Temprano colaborador de la Inteligencia y funcionario de los servicios secretos hasta que el éxito como escritor, de la mano de El espía que surgió del frío, lo llevó a dedicarse exclusivamente a la literatura, Le Carré, como señala Justo Navarro, contribuyó a reinventar el género al retratar a sus protagonistas —George Smiley, Alec Leamas, Harry Pendel— como seres complejos y de rasgos antiheroicos, muy alejados de los estereotipos que difunden las novelas de acción. Para Navarro, el autor sigue la línea representada por Somerset Maugham, Eric Ambler o Graham Greene, de quien admira la búsqueda de valores morales, y ha demostrado su versatilidad antes y después de la desaparición de la URSS, extendiendo una mirada cada vez más crítica a múltiples conflictos y escenarios que lo han llevado a viajar por todo el planeta. “La ficción —sostiene Le Carré— quizá sea el único modo de decir la verdad”, cuando se trata de cuestiones sometidas a la manipulación o las lecturas interesadas.
De ello, de la propaganda o batalla de las ideas, habla Ignacio Vidal-Folch, que se remite a guerras recientes o actuales como las de Irak y Siria sin olvidar la novedad que supone el terror yihadista, pero viaja también atrás en el tiempo para evocar la capacidad organizadora y persuasiva de dos visionarios rivales, el nazi Goebbels y el comunista Münzenberg —capaces de atraer o de engañar a amplios segmentos de la población en la era de la comunicación de masas—, o la gélida e impecable eficacia del famoso infiltrado Kim Philby, huido a Moscú cuando se descubrió su doble juego. Menos conocida que la de Philby, pero igualmente fascinante, es la figura de otro de los miembros del grupo de los “cinco de Cambridge”, el exquisito Anthony Blunt, caracterizado por Alfredo Taján como un hombre de gran talento y sólida formación artística que hasta cierto punto, dada su profesionalidad, hizo de la traición un arte.
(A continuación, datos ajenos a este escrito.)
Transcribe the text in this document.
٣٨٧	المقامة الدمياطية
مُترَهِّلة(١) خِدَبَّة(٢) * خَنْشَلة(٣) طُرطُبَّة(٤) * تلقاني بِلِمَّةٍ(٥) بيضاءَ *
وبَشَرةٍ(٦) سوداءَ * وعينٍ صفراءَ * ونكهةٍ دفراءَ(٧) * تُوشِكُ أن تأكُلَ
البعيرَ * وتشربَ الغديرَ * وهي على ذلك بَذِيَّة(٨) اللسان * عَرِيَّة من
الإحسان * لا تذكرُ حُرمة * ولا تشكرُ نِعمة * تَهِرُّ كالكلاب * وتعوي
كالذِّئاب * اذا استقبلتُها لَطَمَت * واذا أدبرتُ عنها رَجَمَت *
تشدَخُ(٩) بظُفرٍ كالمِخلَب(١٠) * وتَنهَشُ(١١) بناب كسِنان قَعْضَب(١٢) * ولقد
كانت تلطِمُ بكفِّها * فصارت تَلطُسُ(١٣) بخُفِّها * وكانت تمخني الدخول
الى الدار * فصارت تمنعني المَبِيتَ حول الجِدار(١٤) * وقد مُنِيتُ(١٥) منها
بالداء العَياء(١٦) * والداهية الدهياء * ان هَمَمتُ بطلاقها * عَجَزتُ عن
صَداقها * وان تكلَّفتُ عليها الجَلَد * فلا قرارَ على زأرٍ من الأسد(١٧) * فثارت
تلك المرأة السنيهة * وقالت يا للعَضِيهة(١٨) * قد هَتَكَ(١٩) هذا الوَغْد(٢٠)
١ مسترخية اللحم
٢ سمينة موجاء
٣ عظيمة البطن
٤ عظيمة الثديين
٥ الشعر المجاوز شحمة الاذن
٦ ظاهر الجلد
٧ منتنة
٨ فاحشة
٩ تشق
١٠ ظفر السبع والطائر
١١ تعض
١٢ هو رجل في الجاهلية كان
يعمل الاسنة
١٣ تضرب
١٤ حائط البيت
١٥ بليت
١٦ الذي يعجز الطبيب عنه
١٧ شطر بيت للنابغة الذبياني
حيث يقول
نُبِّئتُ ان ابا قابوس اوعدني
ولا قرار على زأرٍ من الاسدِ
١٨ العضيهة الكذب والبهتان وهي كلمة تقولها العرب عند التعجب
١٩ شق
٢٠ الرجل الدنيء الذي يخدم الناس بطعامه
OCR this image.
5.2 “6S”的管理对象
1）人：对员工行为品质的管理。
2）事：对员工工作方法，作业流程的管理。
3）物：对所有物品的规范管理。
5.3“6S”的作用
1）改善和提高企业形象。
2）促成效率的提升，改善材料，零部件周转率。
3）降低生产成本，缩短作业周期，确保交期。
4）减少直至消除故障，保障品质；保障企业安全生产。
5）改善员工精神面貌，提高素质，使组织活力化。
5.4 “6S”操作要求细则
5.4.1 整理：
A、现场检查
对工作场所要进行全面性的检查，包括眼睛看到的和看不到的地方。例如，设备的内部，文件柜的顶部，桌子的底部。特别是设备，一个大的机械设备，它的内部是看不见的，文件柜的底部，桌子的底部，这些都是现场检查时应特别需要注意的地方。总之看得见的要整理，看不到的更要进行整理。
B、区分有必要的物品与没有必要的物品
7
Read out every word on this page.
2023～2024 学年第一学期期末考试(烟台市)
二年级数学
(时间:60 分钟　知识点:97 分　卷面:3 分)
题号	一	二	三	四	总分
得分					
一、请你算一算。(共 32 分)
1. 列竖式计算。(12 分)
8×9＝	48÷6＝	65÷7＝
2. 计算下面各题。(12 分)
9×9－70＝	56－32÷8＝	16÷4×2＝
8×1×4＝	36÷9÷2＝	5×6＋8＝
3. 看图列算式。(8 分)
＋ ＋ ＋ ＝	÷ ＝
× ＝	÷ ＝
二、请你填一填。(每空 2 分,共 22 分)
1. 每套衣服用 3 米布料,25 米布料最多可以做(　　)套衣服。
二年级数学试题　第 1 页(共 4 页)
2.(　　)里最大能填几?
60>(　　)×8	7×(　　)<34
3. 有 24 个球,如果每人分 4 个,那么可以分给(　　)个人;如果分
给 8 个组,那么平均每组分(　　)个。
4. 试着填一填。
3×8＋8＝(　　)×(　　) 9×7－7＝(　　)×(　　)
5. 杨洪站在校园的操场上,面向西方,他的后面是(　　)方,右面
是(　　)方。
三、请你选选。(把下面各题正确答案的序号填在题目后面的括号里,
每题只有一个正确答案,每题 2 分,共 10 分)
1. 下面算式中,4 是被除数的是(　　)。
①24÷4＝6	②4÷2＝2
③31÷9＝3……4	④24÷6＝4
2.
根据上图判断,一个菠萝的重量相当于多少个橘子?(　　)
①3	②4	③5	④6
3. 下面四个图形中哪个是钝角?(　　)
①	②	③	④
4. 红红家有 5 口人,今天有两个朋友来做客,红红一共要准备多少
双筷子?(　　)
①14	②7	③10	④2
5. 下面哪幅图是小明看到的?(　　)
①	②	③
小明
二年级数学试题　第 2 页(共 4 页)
Y está por supuesto Bond, James Bond, la celebérrima criatura de Ian Fleming —también con experiencia en los servicios secretos— que como dice Antonio Lozano se ha convertido en un verdadero icono pop, próximo al imaginario de los superhéroes pero con debilidades muy humanas. Las mismas, escribe con humor Alicia Giménez Bartlett, de las que se aprovechan las reales o ficticias colegas de Mata Hari, siempre bellas e irresistibles, aunque sea más difícil imaginar —tampoco había hasta hace poco mujeres en posiciones de poder— los ejercicios de seducción a la inversa.